Discussion in 'The Rehearsal Room' started by nethers, Mar 18, 2010.
Lol - and I NEVER lol!
i agree with all 4??!!
nothing wrong moving parts but at the same time if you don't play whats written i.e tempos, style etc you aint gonna get in the prizes??!!
Would like to vote Nethers, but I don't agree with blanket rules such as this (as per the other thread). In the 4th section, all rules should apply, in the championship section none should lol
Sorry I'm not straightforwartd
I don't think you should really cheat....You wouldn't (or shouldn't) cheat in the Olympics, for example, so why cheat in a brass band contest?
Is it really cheating or just creative teamwork?
I'm now a little confused - how on earth is it cheating if it's not against the rules?
Now that is a very good point.
- Mr Wilx
How? Why? Don't quite follow your train of thought here.
If a voter can select more than one choice and, for example, votes for "Do whatever they can get away with to win" and "Stick faithfully to the scoring etc of the music", just because they can, it makes the figures rather meaningless. Or are we relying on everyone to be 'honest' and only select one option.
As things stand at the moment 43.56% of votes agree with "Do whatever they can get away with to win" and 77.92% disagree. As a mathematical simpleton, that doesn't make any sense to me.
I only cheat fairly
You can't say that the total of the other categories equals the amount that disagree with the one that you've selected. The fact that you can choose more than one category invalidates that logical step.
What we have:
A number of voters (currently 166). A division of the votes cast for each category (currently totalling 201). A division of the number of voters that have voted for each category (currently totalling 129.07%).

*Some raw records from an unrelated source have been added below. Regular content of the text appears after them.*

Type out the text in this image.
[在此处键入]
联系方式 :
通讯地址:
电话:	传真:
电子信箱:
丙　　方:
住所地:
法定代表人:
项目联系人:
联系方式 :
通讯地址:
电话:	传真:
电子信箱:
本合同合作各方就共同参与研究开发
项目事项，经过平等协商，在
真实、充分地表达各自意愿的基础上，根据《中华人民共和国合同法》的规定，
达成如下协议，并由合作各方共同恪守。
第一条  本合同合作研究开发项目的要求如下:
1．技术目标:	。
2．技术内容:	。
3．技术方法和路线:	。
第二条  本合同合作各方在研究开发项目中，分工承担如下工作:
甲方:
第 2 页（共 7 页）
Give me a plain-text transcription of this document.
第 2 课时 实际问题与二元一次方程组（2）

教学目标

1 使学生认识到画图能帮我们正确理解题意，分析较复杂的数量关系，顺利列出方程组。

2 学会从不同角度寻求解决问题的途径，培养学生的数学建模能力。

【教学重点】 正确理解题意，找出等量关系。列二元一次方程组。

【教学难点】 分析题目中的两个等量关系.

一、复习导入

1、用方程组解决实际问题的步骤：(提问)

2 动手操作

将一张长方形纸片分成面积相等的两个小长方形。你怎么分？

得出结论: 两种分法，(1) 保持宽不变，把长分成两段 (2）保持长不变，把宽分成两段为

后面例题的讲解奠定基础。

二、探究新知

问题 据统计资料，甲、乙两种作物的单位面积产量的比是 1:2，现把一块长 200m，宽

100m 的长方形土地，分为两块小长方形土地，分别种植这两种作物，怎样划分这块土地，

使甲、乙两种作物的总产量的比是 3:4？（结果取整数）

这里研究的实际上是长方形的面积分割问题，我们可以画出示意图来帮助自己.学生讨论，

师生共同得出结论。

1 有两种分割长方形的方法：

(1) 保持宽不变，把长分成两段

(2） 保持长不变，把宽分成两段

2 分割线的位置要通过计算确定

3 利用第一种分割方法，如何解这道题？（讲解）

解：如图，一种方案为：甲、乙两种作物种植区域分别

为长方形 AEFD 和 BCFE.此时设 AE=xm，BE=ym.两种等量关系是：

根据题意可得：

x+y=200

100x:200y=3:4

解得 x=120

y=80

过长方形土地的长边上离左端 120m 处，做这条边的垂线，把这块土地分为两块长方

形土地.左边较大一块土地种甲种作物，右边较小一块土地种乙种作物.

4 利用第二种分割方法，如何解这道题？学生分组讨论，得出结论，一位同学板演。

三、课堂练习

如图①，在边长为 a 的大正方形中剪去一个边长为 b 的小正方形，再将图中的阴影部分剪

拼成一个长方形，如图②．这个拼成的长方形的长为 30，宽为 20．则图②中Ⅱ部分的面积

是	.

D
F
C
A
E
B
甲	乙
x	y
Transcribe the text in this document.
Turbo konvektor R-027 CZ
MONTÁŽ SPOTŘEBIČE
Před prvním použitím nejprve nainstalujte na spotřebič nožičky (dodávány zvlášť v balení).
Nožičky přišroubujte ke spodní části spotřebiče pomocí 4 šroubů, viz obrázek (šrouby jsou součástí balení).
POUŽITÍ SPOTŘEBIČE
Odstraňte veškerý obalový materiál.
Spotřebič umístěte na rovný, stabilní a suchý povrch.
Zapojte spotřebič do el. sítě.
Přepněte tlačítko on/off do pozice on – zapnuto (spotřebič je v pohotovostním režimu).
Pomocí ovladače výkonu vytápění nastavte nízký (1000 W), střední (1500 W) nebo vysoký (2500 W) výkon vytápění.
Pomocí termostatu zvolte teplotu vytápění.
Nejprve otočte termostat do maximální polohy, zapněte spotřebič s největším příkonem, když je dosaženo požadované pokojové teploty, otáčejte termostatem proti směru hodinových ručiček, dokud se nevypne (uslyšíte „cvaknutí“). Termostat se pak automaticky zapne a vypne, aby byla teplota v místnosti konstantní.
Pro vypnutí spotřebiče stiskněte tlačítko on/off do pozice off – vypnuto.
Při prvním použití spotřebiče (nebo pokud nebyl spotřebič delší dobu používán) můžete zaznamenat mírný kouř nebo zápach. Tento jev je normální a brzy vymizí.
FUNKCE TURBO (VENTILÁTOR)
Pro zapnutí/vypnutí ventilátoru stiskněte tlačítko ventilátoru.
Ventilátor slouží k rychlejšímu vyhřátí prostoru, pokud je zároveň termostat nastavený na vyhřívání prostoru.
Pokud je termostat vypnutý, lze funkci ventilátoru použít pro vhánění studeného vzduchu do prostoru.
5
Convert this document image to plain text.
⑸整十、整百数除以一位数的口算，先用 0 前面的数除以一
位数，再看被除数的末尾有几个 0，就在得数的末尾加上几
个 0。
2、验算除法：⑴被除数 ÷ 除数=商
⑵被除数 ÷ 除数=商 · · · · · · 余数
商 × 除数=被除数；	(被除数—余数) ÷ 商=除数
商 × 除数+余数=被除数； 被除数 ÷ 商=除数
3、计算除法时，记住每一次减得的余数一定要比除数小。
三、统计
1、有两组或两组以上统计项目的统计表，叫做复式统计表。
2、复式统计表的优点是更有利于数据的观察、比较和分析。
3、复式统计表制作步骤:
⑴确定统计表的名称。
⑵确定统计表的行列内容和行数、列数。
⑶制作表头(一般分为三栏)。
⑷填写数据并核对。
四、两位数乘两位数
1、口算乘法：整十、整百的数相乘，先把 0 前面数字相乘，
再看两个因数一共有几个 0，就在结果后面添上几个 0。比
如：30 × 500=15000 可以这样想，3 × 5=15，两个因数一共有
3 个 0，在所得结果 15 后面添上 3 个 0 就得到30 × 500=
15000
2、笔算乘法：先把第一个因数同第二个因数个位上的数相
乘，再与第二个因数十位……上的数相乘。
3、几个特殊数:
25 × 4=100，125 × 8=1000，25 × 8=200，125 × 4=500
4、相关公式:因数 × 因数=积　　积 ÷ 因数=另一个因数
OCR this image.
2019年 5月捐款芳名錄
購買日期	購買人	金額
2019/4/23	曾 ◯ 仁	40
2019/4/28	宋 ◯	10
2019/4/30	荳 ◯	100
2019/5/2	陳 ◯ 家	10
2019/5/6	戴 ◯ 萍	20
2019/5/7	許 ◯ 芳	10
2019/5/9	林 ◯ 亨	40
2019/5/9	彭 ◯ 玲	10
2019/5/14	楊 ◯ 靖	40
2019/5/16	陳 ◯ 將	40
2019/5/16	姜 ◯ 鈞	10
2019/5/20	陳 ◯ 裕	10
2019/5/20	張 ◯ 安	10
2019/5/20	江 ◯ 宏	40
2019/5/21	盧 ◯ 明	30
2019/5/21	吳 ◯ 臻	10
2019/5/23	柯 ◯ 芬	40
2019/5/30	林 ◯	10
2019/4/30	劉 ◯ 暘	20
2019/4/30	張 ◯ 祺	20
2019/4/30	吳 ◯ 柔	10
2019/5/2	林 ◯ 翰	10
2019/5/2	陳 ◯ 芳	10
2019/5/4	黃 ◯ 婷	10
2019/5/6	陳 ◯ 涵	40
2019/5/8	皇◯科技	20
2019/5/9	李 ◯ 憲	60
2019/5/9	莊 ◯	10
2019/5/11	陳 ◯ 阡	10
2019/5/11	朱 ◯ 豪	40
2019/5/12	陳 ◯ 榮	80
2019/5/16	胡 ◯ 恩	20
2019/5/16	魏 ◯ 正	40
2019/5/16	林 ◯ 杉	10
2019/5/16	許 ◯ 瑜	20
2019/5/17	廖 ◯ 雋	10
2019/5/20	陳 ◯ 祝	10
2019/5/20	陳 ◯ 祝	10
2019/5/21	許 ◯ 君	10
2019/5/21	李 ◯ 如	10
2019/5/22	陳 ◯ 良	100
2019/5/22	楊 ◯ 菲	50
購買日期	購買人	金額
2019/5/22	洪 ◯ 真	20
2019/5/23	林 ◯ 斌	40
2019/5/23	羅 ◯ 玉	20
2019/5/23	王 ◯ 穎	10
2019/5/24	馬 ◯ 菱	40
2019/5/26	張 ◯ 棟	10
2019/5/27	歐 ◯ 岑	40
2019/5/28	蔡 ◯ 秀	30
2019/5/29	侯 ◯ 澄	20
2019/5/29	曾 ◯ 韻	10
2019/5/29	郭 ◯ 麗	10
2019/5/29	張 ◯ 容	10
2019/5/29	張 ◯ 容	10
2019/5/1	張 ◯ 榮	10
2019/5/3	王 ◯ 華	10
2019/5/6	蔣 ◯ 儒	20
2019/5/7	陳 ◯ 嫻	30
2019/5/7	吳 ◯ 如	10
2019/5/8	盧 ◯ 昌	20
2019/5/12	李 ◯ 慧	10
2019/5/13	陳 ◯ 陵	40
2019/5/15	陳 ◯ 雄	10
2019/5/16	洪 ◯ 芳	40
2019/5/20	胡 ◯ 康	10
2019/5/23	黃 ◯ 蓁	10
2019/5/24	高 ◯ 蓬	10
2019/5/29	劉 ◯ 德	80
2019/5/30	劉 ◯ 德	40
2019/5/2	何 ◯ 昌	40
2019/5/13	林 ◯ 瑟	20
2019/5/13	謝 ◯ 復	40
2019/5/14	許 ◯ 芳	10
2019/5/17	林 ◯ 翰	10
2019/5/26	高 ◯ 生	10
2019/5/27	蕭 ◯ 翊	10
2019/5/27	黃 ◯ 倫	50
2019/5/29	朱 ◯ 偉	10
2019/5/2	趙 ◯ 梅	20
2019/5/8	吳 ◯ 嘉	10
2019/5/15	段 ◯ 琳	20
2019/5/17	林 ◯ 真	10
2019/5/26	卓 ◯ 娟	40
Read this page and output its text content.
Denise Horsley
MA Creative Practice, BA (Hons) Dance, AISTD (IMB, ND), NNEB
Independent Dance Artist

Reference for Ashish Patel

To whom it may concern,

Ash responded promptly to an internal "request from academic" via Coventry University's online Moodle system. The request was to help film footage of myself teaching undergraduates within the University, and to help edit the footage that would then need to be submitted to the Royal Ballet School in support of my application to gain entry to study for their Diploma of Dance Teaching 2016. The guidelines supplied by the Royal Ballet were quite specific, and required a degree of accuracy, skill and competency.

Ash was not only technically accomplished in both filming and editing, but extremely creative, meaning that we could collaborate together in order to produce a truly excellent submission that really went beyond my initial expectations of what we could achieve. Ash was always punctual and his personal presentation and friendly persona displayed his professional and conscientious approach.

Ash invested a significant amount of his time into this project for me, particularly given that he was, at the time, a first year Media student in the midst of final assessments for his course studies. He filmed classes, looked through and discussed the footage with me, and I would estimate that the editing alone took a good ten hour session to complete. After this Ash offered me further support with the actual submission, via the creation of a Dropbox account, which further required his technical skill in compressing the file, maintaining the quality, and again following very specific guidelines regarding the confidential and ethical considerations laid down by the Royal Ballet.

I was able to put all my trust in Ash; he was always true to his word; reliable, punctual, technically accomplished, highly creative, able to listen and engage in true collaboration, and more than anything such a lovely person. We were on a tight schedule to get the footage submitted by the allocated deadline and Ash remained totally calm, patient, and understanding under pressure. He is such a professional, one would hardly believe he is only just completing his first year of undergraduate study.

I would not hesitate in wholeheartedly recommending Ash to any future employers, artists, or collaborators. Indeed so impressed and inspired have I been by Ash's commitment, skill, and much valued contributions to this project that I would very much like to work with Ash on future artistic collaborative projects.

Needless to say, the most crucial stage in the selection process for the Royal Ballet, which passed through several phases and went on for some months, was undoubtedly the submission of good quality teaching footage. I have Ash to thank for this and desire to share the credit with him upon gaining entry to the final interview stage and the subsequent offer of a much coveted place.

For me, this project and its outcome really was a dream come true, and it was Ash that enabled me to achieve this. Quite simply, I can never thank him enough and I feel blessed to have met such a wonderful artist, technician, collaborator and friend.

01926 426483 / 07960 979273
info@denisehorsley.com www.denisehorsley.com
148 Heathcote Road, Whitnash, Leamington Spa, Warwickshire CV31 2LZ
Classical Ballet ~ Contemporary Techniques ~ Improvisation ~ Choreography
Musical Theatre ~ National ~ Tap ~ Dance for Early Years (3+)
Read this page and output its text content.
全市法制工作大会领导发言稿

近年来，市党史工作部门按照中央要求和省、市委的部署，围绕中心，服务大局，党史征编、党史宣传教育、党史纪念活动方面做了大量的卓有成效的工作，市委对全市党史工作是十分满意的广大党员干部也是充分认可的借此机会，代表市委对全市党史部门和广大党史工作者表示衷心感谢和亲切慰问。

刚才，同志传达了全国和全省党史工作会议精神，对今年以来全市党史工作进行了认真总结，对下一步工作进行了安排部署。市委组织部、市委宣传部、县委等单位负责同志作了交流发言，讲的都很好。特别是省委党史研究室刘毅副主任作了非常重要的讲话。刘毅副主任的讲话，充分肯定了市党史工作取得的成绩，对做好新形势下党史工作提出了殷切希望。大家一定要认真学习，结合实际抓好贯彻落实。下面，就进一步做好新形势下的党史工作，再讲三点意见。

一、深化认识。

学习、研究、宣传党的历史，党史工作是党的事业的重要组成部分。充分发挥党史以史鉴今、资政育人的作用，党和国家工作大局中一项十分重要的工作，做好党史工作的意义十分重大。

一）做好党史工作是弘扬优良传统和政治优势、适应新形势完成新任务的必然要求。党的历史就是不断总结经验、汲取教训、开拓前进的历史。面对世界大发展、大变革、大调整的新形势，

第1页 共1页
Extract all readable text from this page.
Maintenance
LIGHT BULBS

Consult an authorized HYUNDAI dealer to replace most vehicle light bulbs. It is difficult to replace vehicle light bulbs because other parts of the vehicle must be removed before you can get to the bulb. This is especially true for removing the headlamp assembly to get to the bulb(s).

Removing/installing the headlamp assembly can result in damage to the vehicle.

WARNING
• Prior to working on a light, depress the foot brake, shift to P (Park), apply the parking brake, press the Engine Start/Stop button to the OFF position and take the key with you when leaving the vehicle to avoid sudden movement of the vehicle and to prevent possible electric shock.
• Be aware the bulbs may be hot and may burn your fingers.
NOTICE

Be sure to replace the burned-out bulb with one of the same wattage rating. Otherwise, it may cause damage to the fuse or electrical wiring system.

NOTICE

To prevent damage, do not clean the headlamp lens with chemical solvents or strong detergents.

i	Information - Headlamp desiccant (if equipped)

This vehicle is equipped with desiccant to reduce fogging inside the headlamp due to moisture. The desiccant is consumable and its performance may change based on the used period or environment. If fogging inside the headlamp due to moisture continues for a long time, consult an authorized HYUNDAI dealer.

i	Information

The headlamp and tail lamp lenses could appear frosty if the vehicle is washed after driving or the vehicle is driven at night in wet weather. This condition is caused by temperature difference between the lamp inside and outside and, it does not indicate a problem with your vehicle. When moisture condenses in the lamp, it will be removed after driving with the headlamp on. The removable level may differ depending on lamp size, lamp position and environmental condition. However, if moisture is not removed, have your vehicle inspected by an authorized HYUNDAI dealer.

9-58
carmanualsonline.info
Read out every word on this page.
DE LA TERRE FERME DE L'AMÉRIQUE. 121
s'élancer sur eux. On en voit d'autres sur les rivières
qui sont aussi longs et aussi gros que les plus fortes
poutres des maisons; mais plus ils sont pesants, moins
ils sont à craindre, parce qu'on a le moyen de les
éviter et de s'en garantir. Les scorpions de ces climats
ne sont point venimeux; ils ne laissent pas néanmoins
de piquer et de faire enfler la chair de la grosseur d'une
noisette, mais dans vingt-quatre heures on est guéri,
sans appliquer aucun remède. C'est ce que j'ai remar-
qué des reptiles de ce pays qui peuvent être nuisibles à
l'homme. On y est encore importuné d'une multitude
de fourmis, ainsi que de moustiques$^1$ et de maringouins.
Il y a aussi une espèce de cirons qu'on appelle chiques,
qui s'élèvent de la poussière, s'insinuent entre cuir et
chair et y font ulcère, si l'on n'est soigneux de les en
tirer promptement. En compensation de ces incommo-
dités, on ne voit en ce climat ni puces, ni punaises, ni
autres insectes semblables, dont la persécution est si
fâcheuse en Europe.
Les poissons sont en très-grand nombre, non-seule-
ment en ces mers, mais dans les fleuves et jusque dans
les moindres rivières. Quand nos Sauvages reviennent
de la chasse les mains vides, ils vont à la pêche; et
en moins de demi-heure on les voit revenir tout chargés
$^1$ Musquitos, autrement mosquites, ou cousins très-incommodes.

The discrepancy between the number of voters and the number of votes cast is explained by the ability to vote for more than one option, the options not being mutually exclusive. This does look a little odd, as four of the options are pretty much mutually exclusive, with the "go to bar" option being a bit different - presumably this was the option that suggested that more than one option should be selectable. However, it does make logical sense due to containing at least one option that can reasonably be used in combination with others.
What the fact that the percentage totals more than 100% tells us is that slightly more than 1 vote in 5 has been in addition to a first vote.
Where's the difficulty?
If more than one option can be selected, does that mean two, three, four or even all five of the options can be selected? It cannot be presumed that only "go to the bar" plus one other option can be selected. What is there to stop "Do whatever" and "Stick faithfully" from being selected? Just because it wouldn't make sense doesn't mean that someone wouldn't do it, even if only to screw to results. Your logic only makes sense if all the voters behave logically, and there is certainly no guarantee of that.
I haven't presumed that only a maximum of two options can be selected.
There's no guarantee that a single vote will be cast logically either, come to that.
Cheers MD, that summed it up much quicker than I was about to!
In fact, my logic was to allow people to split a vote - if they believe that they sit between a and b they could vote for both if they felt the need... maybe a bit pointless, but then I didn't put any great amount of thought in to things, my bad. There is still a lot going on in the main thread, maybe this vote could be run again (with lessons learnt) when that has wound down and has everyone has had their rant.
The point remains that in a lot of serious statistical work 'select more than one answer' is fine, even with fairly exclusive answers. It isn't used much in the media though because people get confused and upset if the numbers don't easily add up to 100.
Maybe the poll should have included boxes to include some of the devices the Leyburn Band Conductor has used to score at contests; standing regular players down and shipping in pals from higher grade bands, drowning most of the playing errors out with a huge percussion sound, and, this week, persuading an adjudicator to allow a huge over-run without consulting the Secretary/Organiser of the competition. I guess you can tell I am one of the boring "stick to the rules" players. Wouldn't it be fairer to everyone if the musical lowlife who engage in sharp practice were just disqualified on the spot ?.